Selon le commandant de la marine iranienne, le contre-amiral Shahram Irani, des unités navales iraniennes sont désormais présentes dans l’océan Indien, l’océan Atlantique ainsi que l’océan Pacifique, et protègent les conteneurs marchands et les pétroliers appartenant à la République islamique ou loués par elle lors de leurs missions dans les eaux internationales.

L’une des principales questions qui se posent à propos de tout renforcement de la marine est de savoir qui obtient quoi. Le Corps des gardiens de la révolution islamique (IRGC) agit en fait comme une armée indépendante, avec peu de liens entre ses opérations ou ses acquisitions et celles de la marine régulière iranienne. Et leurs missions différentes exigent des capacités différentes.

Des sources israéliennes ont déclaré que la force navale de l’IRGC est en cours de construction pour permettre la réalisation d' »attaques terroristes » en utilisant des bateaux rapides comme rampes de lancement pour d’autres systèmes d’armes tels que des drones armés.  Alors que l’IRGC a besoin de petits navires rapides pour les opérations de commando, la marine iranienne a besoin de grands navires de combat. L’Iran dispose d’une énorme flotte de pétroliers et que les nouveaux navires de combat de la marine iranienne viseraient probablement à protéger cette vaste opération d’exportation.

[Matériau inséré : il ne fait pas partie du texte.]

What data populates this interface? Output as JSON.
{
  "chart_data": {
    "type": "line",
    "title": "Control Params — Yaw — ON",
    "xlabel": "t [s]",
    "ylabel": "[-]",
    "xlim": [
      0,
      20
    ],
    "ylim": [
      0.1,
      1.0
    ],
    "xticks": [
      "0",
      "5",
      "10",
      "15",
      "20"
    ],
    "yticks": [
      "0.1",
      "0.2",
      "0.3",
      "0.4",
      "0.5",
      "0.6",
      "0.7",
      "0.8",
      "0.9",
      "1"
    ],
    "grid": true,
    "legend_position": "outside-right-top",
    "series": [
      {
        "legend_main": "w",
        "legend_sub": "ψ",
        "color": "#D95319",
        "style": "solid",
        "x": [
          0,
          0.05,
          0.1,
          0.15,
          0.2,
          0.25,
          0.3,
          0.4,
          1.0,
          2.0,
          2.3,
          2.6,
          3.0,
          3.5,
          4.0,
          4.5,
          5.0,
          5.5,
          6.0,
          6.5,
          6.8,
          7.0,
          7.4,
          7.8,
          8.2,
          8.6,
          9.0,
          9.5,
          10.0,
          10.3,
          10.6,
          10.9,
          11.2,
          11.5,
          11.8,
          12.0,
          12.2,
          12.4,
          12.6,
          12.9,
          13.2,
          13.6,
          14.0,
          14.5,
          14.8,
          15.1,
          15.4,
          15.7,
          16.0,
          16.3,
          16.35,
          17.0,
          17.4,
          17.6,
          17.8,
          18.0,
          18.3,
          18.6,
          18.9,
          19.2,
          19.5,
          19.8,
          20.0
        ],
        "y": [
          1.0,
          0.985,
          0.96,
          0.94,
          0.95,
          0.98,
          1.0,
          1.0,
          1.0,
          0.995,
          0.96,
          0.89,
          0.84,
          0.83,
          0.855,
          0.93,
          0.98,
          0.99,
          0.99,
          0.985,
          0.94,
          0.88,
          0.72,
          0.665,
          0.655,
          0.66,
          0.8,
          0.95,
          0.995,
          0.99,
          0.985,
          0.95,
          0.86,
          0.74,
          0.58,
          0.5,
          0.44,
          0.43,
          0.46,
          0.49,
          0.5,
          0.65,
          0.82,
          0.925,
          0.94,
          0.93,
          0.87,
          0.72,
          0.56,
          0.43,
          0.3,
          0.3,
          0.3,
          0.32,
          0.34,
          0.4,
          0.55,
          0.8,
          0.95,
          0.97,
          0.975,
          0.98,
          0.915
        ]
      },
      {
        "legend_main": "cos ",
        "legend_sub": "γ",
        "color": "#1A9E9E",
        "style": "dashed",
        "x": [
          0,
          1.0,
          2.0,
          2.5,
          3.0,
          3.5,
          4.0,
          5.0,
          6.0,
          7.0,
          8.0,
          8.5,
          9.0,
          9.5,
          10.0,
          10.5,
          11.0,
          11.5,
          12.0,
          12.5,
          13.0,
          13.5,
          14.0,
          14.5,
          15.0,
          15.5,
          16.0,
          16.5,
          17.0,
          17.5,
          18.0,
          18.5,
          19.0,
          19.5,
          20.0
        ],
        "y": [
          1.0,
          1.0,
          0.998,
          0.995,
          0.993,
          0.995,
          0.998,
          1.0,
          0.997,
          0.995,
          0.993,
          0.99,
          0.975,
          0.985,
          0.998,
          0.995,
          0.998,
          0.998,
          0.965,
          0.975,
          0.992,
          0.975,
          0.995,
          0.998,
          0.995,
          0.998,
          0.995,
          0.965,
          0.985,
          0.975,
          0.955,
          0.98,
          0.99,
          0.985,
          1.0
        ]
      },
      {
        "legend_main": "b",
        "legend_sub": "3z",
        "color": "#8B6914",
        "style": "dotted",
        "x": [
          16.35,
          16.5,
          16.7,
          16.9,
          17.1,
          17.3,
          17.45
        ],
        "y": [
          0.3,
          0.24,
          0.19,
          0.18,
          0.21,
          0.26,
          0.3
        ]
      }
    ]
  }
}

« L’Iran est entouré de mers et cela l’oblige à disposer d’une marine significative. Cela est également lié à leur aspiration à devenir une force majeure dans le Golfe et au Moyen-Orient. Ils opèrent au Liban et en Syrie, qui sont situés sur les rives de la Méditerranée, et au Yémen, situé sur les rives du golfe d’Aden et de la mer Rouge. Pour être présents dans ces mers, les Iraniens ont besoin d’une marine puissante », a déclaré M. Marom.

Pour la Russie : alors que sa base industrielle a pris un coup majeur en raison des sanctions de la guerre, les sources israéliennes pensent que le tirage des fonds iraniens sera une infusion bienvenue de liquidités, et cela devrait être suffisant pour faire des bateaux iraniens une priorité.